Nobel per la Pace. La parole di Narges oltre le sbarre: «Il dispotismo verrà sconfitto»
Kiana e Ali Rahmani a Oslo accanto alla sedia lasciata vuota dalla madre Narges Mohammadi
Non c’era Narges Mohammadi, domenica, a Oslo per ritirare il premio Nobel per la Pace 2023. C’erano però le sue parole, evase - almeno loro - “dalla alte e fredde mura” della prigione di Evin dove l’attivista iraniana è seppellita da una valanga di condanne inflittele dal regime di Teheran. Parole forti, vibranti, scarne, libere da ogni forma di retorica che sono state lette, a turno, dai figli di Narges Mohammadi, i gemelli diciassettenni Kiana e Ali che dal 2015 vivono in esilio in Francia assieme al padre, l’attivista Taghi Rahmani. "Il popolo iraniano smantellerà l'ostruzionismo e il dispotismo attraverso la sua perseveranza. Non abbiate dubbi: questo è certo".
Ali Rahmani legge il discorso scritto dalla madre - ANSA
"Sono una donna mediorientale e vengo da una regione che, nonostante la sua ricca civiltà, è ora intrappolata tra la guerra, il fuoco del terrorismo e l'estremismo”. "L'hijab obbligatorio imposto dal governo non è né un obbligo religioso né una tradizione culturale, ma piuttosto un mezzo per mantenere l'autorità e la sottomissione in tutta la società" da parte di un regime “religioso tirannico e misogino”, hanno scandito, compunti ed emozionati, Kiana e Ali. Il messaggio consegnato dall’attivista non ha concesso spazio alla violenza, indicando nella “resistenza continua e nella non violenza le migliori strategie per realizzare il cambiamento”. "La realtà – sono ancora parole di Narges Mohammadi - è che il regime della Repubblica Islamica è al livello più basso di legittimità e di sostegno sociale popolare. Ora è il momento che la società civile internazionale sostenga il popolo iraniano e farò tutto il possibile in questo senso".
QUI IL DISCORSO COMPLETO (PDF IN INGLESE)
Da parte sua il regime iraniano ha reagito, definendo le proteste una “sovversione guidata dall’Occidente” e lanciando strali contro il comitato del Nobel, accusato “di intromettersi e politicizzare la questione dei diritti umani”.

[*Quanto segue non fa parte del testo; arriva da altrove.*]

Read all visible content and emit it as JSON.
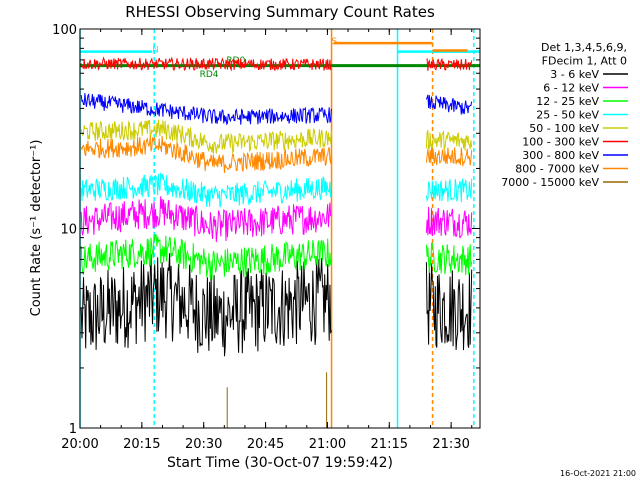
{
  "chart_data": {
    "type": "line",
    "title": "RHESSI Observing Summary Count Rates",
    "xlabel": "Start Time (30-Oct-07 19:59:42)",
    "ylabel": "Count Rate (s⁻¹ detector⁻¹)",
    "yscale": "log",
    "ylim": [
      1,
      100
    ],
    "xlim_minutes": [
      0,
      97
    ],
    "x_ticks": [
      {
        "m": 0,
        "label": "20:00"
      },
      {
        "m": 15,
        "label": "20:15"
      },
      {
        "m": 30,
        "label": "20:30"
      },
      {
        "m": 45,
        "label": "20:45"
      },
      {
        "m": 60,
        "label": "21:00"
      },
      {
        "m": 75,
        "label": "21:15"
      },
      {
        "m": 90,
        "label": "21:30"
      }
    ],
    "y_ticks": [
      {
        "v": 1,
        "label": "1"
      },
      {
        "v": 10,
        "label": "10"
      },
      {
        "v": 100,
        "label": "100"
      }
    ],
    "legend": {
      "position": "right",
      "header": [
        "Det 1,3,4,5,6,9,",
        "FDecim 1, Att 0"
      ]
    },
    "series": [
      {
        "name": "3 - 6 keV",
        "color": "#000000",
        "levels": [
          [
            0,
            3.4
          ],
          [
            20,
            4.7
          ],
          [
            32,
            3.6
          ],
          [
            60,
            4.4
          ],
          [
            94,
            4.0
          ]
        ],
        "gap": [
          61,
          84
        ],
        "jitter": 0.22
      },
      {
        "name": "6 - 12 keV",
        "color": "#ff00ff",
        "levels": [
          [
            0,
            10.8
          ],
          [
            20,
            12.2
          ],
          [
            32,
            10.2
          ],
          [
            60,
            11.5
          ],
          [
            94,
            10.8
          ]
        ],
        "gap": [
          61,
          84
        ],
        "jitter": 0.08
      },
      {
        "name": "12 - 25 keV",
        "color": "#00ff00",
        "levels": [
          [
            0,
            7.0
          ],
          [
            20,
            7.9
          ],
          [
            32,
            6.6
          ],
          [
            60,
            7.5
          ],
          [
            94,
            7.0
          ]
        ],
        "gap": [
          61,
          84
        ],
        "jitter": 0.08
      },
      {
        "name": "25 - 50 keV",
        "color": "#00ffff",
        "levels": [
          [
            0,
            15.5
          ],
          [
            20,
            16.5
          ],
          [
            32,
            14.5
          ],
          [
            60,
            16.0
          ],
          [
            94,
            15.5
          ]
        ],
        "gap": [
          61,
          84
        ],
        "jitter": 0.06
      },
      {
        "name": "50 - 100 keV",
        "color": "#cccc00",
        "levels": [
          [
            0,
            30.5
          ],
          [
            20,
            31.5
          ],
          [
            32,
            26.5
          ],
          [
            60,
            28.5
          ],
          [
            94,
            27.5
          ]
        ],
        "gap": [
          61,
          84
        ],
        "jitter": 0.05
      },
      {
        "name": "100 - 300 keV",
        "color": "#ff0000",
        "levels": [
          [
            0,
            67
          ],
          [
            94,
            66
          ]
        ],
        "gap": [
          61,
          84
        ],
        "jitter": 0.03
      },
      {
        "name": "300 - 800 keV",
        "color": "#0000ff",
        "levels": [
          [
            0,
            44
          ],
          [
            33,
            36
          ],
          [
            60,
            37
          ],
          [
            84,
            43
          ],
          [
            94,
            40
          ]
        ],
        "gap": [
          61,
          84
        ],
        "jitter": 0.04
      },
      {
        "name": "800 - 7000 keV",
        "color": "#ff8800",
        "levels": [
          [
            0,
            25
          ],
          [
            20,
            26
          ],
          [
            32,
            21
          ],
          [
            60,
            23
          ],
          [
            94,
            23
          ]
        ],
        "gap": [
          61,
          84
        ],
        "jitter": 0.05
      },
      {
        "name": "7000 - 15000 keV",
        "color": "#996600",
        "levels": [
          [
            0,
            1
          ]
        ],
        "gap": [
          0,
          97
        ],
        "jitter": 0
      }
    ],
    "annotations": [
      {
        "text": "N",
        "m": 17.5
      },
      {
        "text": "RD0",
        "m": 35.5
      },
      {
        "text": "RD4",
        "m": 29
      },
      {
        "text": "S",
        "m": 61
      }
    ]
  },
  "timestamp": "16-Oct-2021 21:00"
}
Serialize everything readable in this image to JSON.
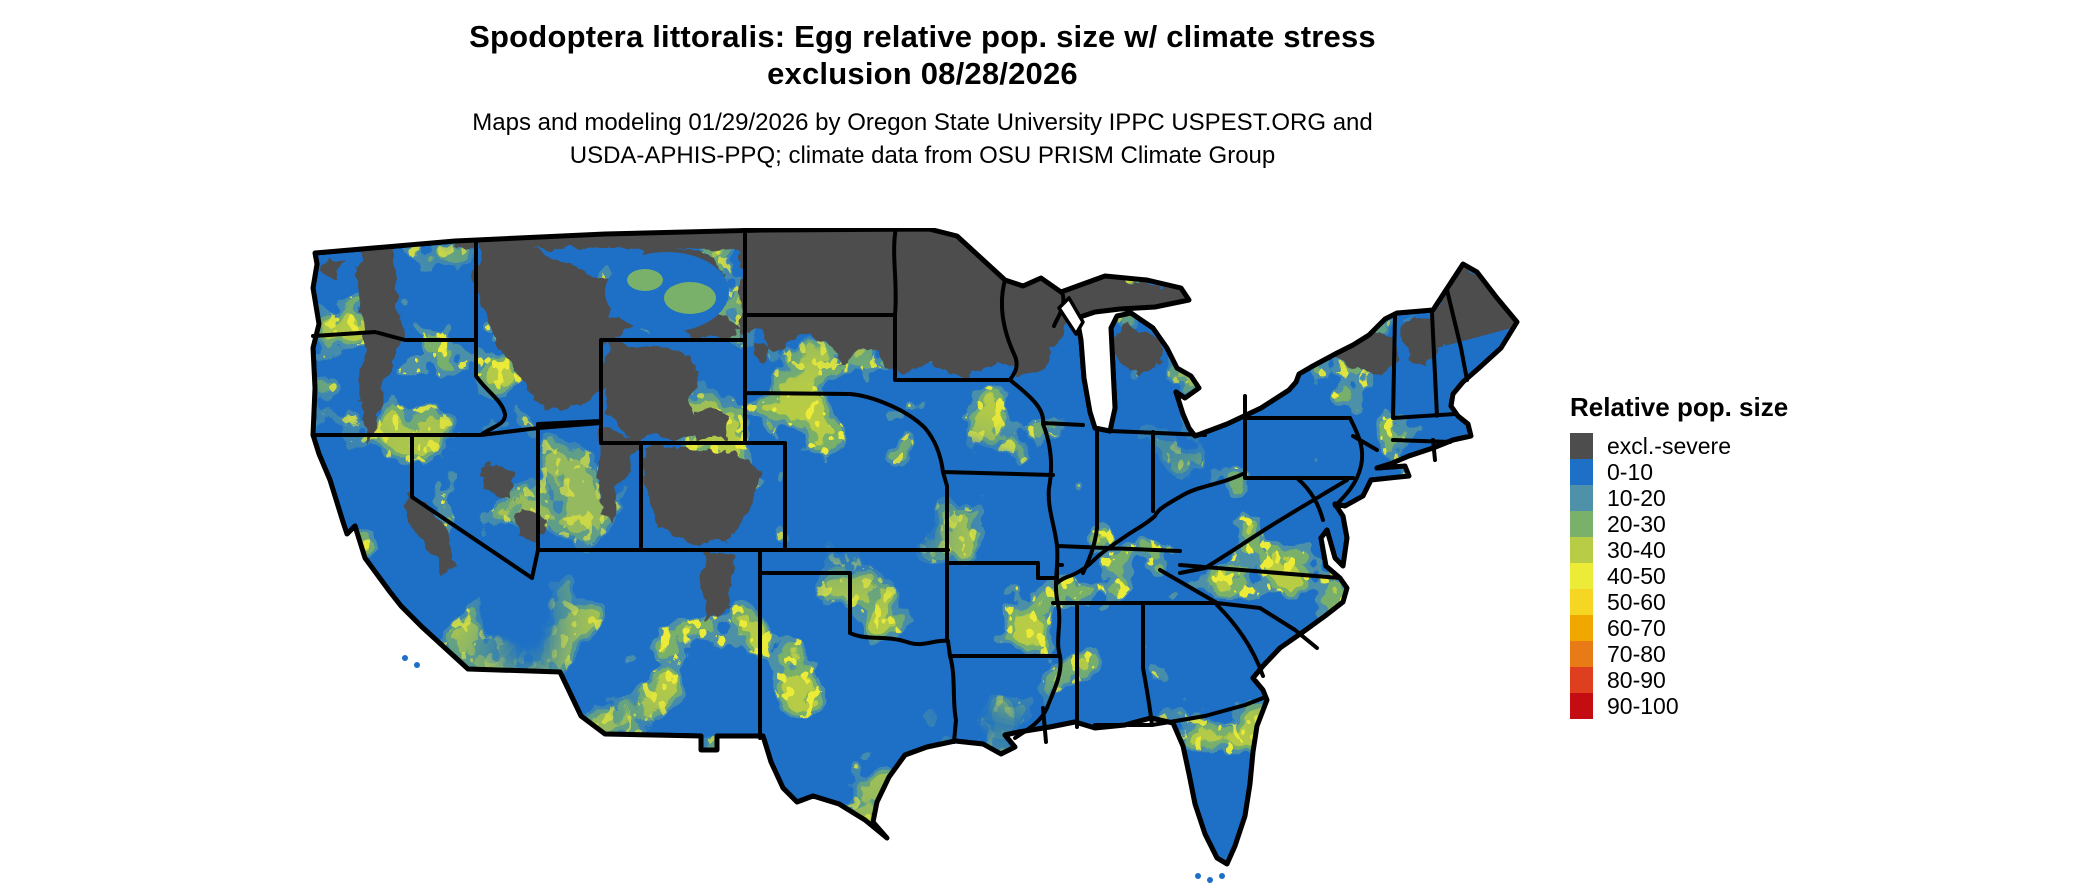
{
  "header": {
    "title_line1": "Spodoptera littoralis: Egg relative pop. size w/ climate stress",
    "title_line2": "exclusion 08/28/2026",
    "subtitle_line1": "Maps and modeling 01/29/2026 by Oregon State University IPPC USPEST.ORG and",
    "subtitle_line2": "USDA-APHIS-PPQ; climate data from OSU PRISM Climate Group"
  },
  "legend": {
    "title": "Relative pop. size",
    "items": [
      {
        "label": "excl.-severe",
        "color": "#4d4d4d"
      },
      {
        "label": "0-10",
        "color": "#1d70c6"
      },
      {
        "label": "10-20",
        "color": "#4e91a8"
      },
      {
        "label": "20-30",
        "color": "#79b06a"
      },
      {
        "label": "30-40",
        "color": "#b8cc45"
      },
      {
        "label": "40-50",
        "color": "#eceb38"
      },
      {
        "label": "50-60",
        "color": "#f5d622"
      },
      {
        "label": "60-70",
        "color": "#f0a800"
      },
      {
        "label": "70-80",
        "color": "#e87b16"
      },
      {
        "label": "80-90",
        "color": "#dd3f1f"
      },
      {
        "label": "90-100",
        "color": "#c40d12"
      }
    ]
  },
  "map": {
    "region_label": "Continental United States",
    "base_category": "0-10",
    "palette": {
      "blue": "#1d70c6",
      "teal": "#4e91a8",
      "green": "#79b06a",
      "yellow_green": "#b8cc45",
      "yellow": "#eceb38",
      "gray": "#4d4d4d",
      "border": "#000000",
      "background": "#ffffff"
    }
  }
}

L'attivista iraniana Narges Mohammadi - ANSA
Narges Mohammadi è la diciannovesima donna a vincere il Premio Nobel per la Pace e la seconda donna iraniana dopo l'attivista per i diritti umani Shirin Ebadi a cui fu assegnato nel 2003. È la quinta volta in 122 anni di storia del premio che il premio per la pace viene assegnato a qualcuno che si trova in prigione o agli arresti domiciliari. Ma la “guerra ai premi” di Teheran non si ferma qui. I genitori e il fratello di Mahsa Amini, la ragazza di 22 anni morta mentre era in custodia presso la polizia morale iraniana perché “mal vestita”, la cui tragica fine ha “acceso” la rivolta in Iran del 2022 non potranno essere mercoledì a Strasburgo per la consegna del Premio Sakharov, la massima onorificenza in materia di diritti umani del Parlamento Europeo. «Ai familiari di Mahsa è stato vietato di salire sul volo che li avrebbe portati in Francia nonostante avessero il visto», ha fatto sapere sabato scorso l’avvocato Chirinne Ardakani. «I loro passaporti sono stati confiscati», ha aggiunto.
“Forse rivedrò mia madre tra 30 o 40 anni, ma penso che non la rivedrò più . Non importa, perché mia madre vivrà sempre nel mio cuore, così come vivranno i valori per i quali vale la pena lottare”, ha detto Kiana. Parole oltre le sbarre.